递归函数和mysqli关闭错误

时间:2014-12-12 12:01:15

标签: php mysql sql

我正在尝试为每个用户生成用户ID和关联的6位令牌。 对于活动用户,值必须是唯一的。为了确保唯一性,我以递归方式使用相应的函数。

在页面加载时生成值。除了(大多数情况下)当我快速重新加载页面时,我的脚本应该工作它会产生错误。除非我删除mysqli_close($dbLink)语句。问题在于我关闭链接还是事实上函数是递归使用的,组合还是可能是完全不同的东西?

错误:

Warning: mysqli_prepare(): Couldn't fetch mysqli in C:\xampp\htdocs\project\functions.php on line 68

Warning: mysqli_stmt_bind_param() expects parameter 1 to be mysqli_stmt, null given in C:\xampp\htdocs\project\functions.php on line 69

Warning: mysqli_stmt_execute() expects parameter 1 to be mysqli_stmt, null given in     C:\xampp\htdocs\project\functions.php on line 70

Warning: mysqli_close(): Couldn't fetch mysqli in C:\xampp\htdocs\project\functions.php on line 71

代码:

$user_id = generateUserId();
$token = generateToken($user_id);

function generateUserId(){
    global $dbLink;

    $user_id = openssl_random_pseudo_bytes(128);
    $user_id = hash('md5', $user_id);

    $query = "SELECT * FROM users WHERE user_id = '{$user_id}' AND user_active = 1";
    $result_set = mysqli_query($dbLink, $query);
    if (mysqli_num_rows($result_set) != 0) {
        generateUserId();
    }

    return $user_id;
}

function generateToken($user_id){
    global $dbLink;

     //generate Token with different numbers
    $numbers = array(0, 1, 2, 3, 4, 5, 6, 7, 8, 9);
    $token = array();

    while (count($token) < 6) { 
        $number = array_rand($numbers);
        if (!in_array($number, $token)) {
            array_push($token, $number);
        }
    }

    $token = implode($token);

    //check if token exists
    $query = "SELECT * FROM users WHERE user_token = '{$token}' AND user_active = 1";
    $result_set = mysqli_query($dbLink, $query);
    if (mysqli_num_rows($result_set) != 0) {
        generateToken($user_id);
    }

    //save token and user id in database

    $query = "INSERT INTO users ";
    $query.= " (user_id, user_token)";
    $query.= " VALUES (?, ?)";
    $stmt = mysqli_prepare($dbLink, $query);
    mysqli_stmt_bind_param($stmt, 'ss', $user_id, $token);
    mysqli_stmt_execute($stmt);
    mysqli_close($dbLink);

    return $token;
}

1 个答案:

答案 0 :(得分:1)

问题在于关闭链接,你应该在调用函数后关闭它,而不是在里面。

顺便说一下,如果要在函数内部关闭它,请考虑在调用递归函数后不执行任何类型的sql语句或函数。

我会做的是提取此代码:

//save token and user id in database

$query = "INSERT INTO users ";
$query.= " (user_id, user_token)";
$query.= " VALUES (?, ?)";
$stmt = mysqli_prepare($dbLink, $query);
mysqli_stmt_bind_param($stmt, 'ss', $user_id, $token);
mysqli_stmt_execute($stmt);

在您的功能之外,这样您在关闭它之后就不会使用该链接。

另外......如果你的函数进行递归...让我说10次,插入该值10次是没有意义的,不是吗?
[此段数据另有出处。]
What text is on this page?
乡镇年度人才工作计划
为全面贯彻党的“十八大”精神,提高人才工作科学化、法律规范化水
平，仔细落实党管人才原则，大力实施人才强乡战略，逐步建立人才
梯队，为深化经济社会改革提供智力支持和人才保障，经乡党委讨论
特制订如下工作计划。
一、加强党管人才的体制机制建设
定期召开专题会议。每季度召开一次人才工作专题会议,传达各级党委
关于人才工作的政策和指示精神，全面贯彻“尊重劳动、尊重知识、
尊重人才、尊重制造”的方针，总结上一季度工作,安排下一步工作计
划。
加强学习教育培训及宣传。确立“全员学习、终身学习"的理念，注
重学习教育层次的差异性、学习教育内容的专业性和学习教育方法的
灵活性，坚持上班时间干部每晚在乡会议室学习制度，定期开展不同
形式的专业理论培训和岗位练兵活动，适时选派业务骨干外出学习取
更简单的是,只需添加其他内容即可将其插入基础案例中:

function generateToken($user_id){
global $dbLink;

 //generate Token with different numbers
$numbers = array(0, 1, 2, 3, 4, 5, 6, 7, 8, 9);
$token = array();

while (count($token) < 6) { 
    $number = array_rand($numbers);
    if (!in_array($number, $token)) {
        array_push($token, $number);
    }
}

$token = implode($token);

//check if token exists
$query = "SELECT * FROM users WHERE user_token = '{$token}' AND user_active = 1";
$result_set = mysqli_query($dbLink, $query);
if (mysqli_num_rows($result_set) != 0) {
    generateToken($user_id);
}else{

  //save token and user id in database

  $query = "INSERT INTO users ";
  $query.= " (user_id, user_token)";
  $query.= " VALUES (?, ?)";
  $stmt = mysqli_prepare($dbLink, $query);
  mysqli_stmt_bind_param($stmt, 'ss', $user_id, $token);
  mysqli_stmt_execute($stmt);
  mysqli_close($dbLink);
}


return $token;

}